Team: The project is led by Professor Gabriele Durrant (University of Southampton, Department of Social Statistics and Demography), with co-leads Professor Dianna Smith (University of Southampton, School of Geography), Professor Leslie Carr (University of Southampton, Web Science Institute), Professor David Bann (University College London), Dr Liam Wright (University College London), Dr James Hall (University of Southampton, School of Education) and Dr Sarah Lewthwaite (University of Southampton, School of Education).
Context
Recent innovations in artificial intelligence and machine learning (hereafter 'AI') are projected to transform society and influence how we conduct research.
This project delivers an innovative training and capacity building (TCB) programme that will help to ensure that the UK remains at the forefront of digital skills concerning AI. To achieve this goal, the programme will be UK-wide, span the career life course, and will take the form of a partnership model characterised by collaboration with organisations who will benefit from co-delivering and receiving this TCB.
The programme leverages the UK-wide partnership model of the UK's National Centre for Research Methods (NCRM) - a model that is well established, well-integrated with ESRC data and digital infrastructure investments, and well-known for its high-quality provision of TCB activities. This empowers the new programme to co-develop TCB activities that are feasible, suitable and responsive to the needs of target audiences and DRI investments, including, for example, the Office for National Statistics, Environment Agency and UK Data Service.
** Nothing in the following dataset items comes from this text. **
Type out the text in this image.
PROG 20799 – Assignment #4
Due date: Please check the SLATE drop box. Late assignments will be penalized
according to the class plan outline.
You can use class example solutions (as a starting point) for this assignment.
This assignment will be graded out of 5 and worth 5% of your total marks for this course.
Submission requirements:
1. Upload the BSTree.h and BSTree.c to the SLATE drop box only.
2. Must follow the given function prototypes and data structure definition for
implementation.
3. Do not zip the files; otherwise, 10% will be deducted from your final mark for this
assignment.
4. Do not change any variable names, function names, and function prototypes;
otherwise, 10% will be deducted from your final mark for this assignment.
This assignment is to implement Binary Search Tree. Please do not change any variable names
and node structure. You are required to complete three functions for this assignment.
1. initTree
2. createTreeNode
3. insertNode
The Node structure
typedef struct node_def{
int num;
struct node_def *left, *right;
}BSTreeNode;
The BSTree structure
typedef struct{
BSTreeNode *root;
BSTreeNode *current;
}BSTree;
At present, AI techniques to handle and analyse existing and new forms of data are being developed but training from such research is limited, not easily accessible, and not always targeted at those most in need - all of which require skills development via a TCB programme in this area.
Aims and objectives
This programme aims to develop core skills training in AI methods to aid the use of different types of data, and to enable DRIs to trial new approaches to enhancing skills. It has the following four objectives, to:
- Engage with partners/collaborators and identified key stakeholders and users, (including ESRC/UKRI investments).
- Identify and respond to emerging training and pedagogic needs.
- Develop and deliver TCB that is effective and efficient across three themes:
- Large Language Models (LLM) for (survey) research and data usage
- AI in prediction and in polling data
- Use of AI to support environmental sustainability research.
- Maximise real-world impacts.
Potential applications and benefits
The co-developed TCB programme leverages the NCRM national training infrastructure (including nationwide partners expert in digital research and skills) in order to deliver shorter-term and longer-term benefits for individuals, organisations, and the wider research community. Target organisations include existing NCRM partners and existing UK DRI investments who are working with the new and emerging forms of data that are resulting from innovations in AI.
Potential applications and benefits for individuals, organisations, and the wider research community include: upskilling; advancement of methodological and pedagogical practice; enhanced methods teaching capacity; improved DRI services; and improvements in the way individuals and organisations develop networks, gain new employment, secure funding, and implement methods. The project enables individuals and organisations to apply new and improved skills to research and data that has economic, societal, policy, and/or cultural benefit. In the longer-term, these benefits will impact upon and enable world-leading research.